Hm.  The old index-predicate-check code is pretty limited as to what it
can recognize.  Again, I'm not sure that an IS NULL clause would be
recognized as implying the partial-index condition --- at least not
without work.  But hey, if you can fix the partial-index code at all,
that shouldn't stop you ;-)

Offhand I'd say that teaching the index machinery to allow IS [NOT] NULL
to be indexable would be a better answer to your problem for less work.

A short-term answer would be to add a boolean column that could be used
in place of the NULL test on ID2, and to index (ID1,boolean) in place
of what you're doing now.

> Does the planner take into account that since the total size of the database
> is less than the total amount of memory, a lot of the database is likely to
> be cached?

It tries.  Whether the cost model for this has anything to do with the
real behavior of your system is another question.
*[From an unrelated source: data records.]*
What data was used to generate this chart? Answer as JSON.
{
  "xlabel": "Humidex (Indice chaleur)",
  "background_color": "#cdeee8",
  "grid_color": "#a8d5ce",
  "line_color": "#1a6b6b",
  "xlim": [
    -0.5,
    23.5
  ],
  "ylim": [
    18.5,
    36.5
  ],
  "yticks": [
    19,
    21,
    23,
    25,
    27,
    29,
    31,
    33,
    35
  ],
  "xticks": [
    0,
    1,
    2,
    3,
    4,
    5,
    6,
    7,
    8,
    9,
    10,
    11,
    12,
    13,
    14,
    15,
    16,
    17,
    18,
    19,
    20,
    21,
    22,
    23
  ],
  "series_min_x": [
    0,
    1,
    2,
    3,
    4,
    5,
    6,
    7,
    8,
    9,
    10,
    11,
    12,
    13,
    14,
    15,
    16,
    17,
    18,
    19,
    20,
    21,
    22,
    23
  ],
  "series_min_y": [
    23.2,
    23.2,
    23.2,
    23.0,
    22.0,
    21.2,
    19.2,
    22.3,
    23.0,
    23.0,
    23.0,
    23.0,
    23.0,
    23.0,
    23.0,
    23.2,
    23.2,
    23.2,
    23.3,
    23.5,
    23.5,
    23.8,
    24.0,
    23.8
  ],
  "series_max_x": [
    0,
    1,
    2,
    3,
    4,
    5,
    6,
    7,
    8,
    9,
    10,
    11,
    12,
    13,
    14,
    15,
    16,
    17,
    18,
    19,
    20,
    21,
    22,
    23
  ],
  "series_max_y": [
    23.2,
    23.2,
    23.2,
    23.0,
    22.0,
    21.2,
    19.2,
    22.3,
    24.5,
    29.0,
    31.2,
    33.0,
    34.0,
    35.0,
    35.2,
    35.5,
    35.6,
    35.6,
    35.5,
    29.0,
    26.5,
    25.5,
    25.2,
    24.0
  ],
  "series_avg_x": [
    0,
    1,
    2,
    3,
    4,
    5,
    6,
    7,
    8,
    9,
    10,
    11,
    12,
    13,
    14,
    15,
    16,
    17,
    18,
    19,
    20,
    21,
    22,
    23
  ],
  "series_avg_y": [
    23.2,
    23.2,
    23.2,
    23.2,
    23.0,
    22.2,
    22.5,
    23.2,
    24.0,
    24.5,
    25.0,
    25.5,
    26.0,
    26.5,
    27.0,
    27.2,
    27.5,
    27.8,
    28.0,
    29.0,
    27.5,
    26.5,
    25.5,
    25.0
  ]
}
> Talking about statistics, is there anywhere that counts the number of times
> an index has been used? So I can check to see if all my indicies are
> worthwhile.

Not at the moment, but I think Jan has some plans for a statistics
module that might be able to do that.

            regards, tom lane

Re: Functional Indices

From
mordicus
Date:
mordicus wrote:
i forgot,
the titles don't have common values, or very little

thx



Re: Functional Indices

From
mordicus
Date:
Stephan Szabo wrote:
>> explain select * from titles where lower(title) = 'monde';
>> Seq Scan on titles  (cost=0.00..39392.10 rows=14145 width=44)
>
> How many rows are in titles?  It seems to estimate 14000+
> rows are going to match.  If that's true, sequence scan may
> be a better plan than the index.  Or, perhaps, do you have
> a very common title value that's throwing off the statistics?
>
Hello,

register=# select count(title) from titles;
  count
---------
 1414473
(1 row)

I have solved the probleme by setting enable_seqscan to false and now it
use index, but i don't understand why it choose to do a seq scan.

thanks
Bojnourdi Kaikavous


Re: Re: Functional Indices

From
Stephan Szabo
Date:
On Tue, 22 May 2001, mordicus wrote:

> Stephan Szabo wrote:
> >> explain select * from titles where lower(title) = 'monde';
> >> Seq Scan on titles  (cost=0.00..39392.10 rows=14145 width=44)
> >
> > How many rows are in titles?  It seems to estimate 14000+
> > rows are going to match.  If that's true, sequence scan may
> > be a better plan than the index.  Or, perhaps, do you have
> > a very common title value that's throwing off the statistics?
> >
> Hello,
>
> register=# select count(title) from titles;
>   count
> ---------
>  1414473
> (1 row)
>
> I have solved the probleme by setting enable_seqscan to false and now it
> use index, but i don't understand why it choose to do a seq scan.

It was probably estimating the cost of the non-sequential reads to get
those 14000 rows to be larger than the sequential reads on the table.
Postgres still needs to go to the heap file for things that meet the
criteria in the index in order to see if the row is visible to the
current transaction.

My guess would be that:
select count(*) from titles where lower(title) = 'monde'
returns something much lower than 14000, is that correct?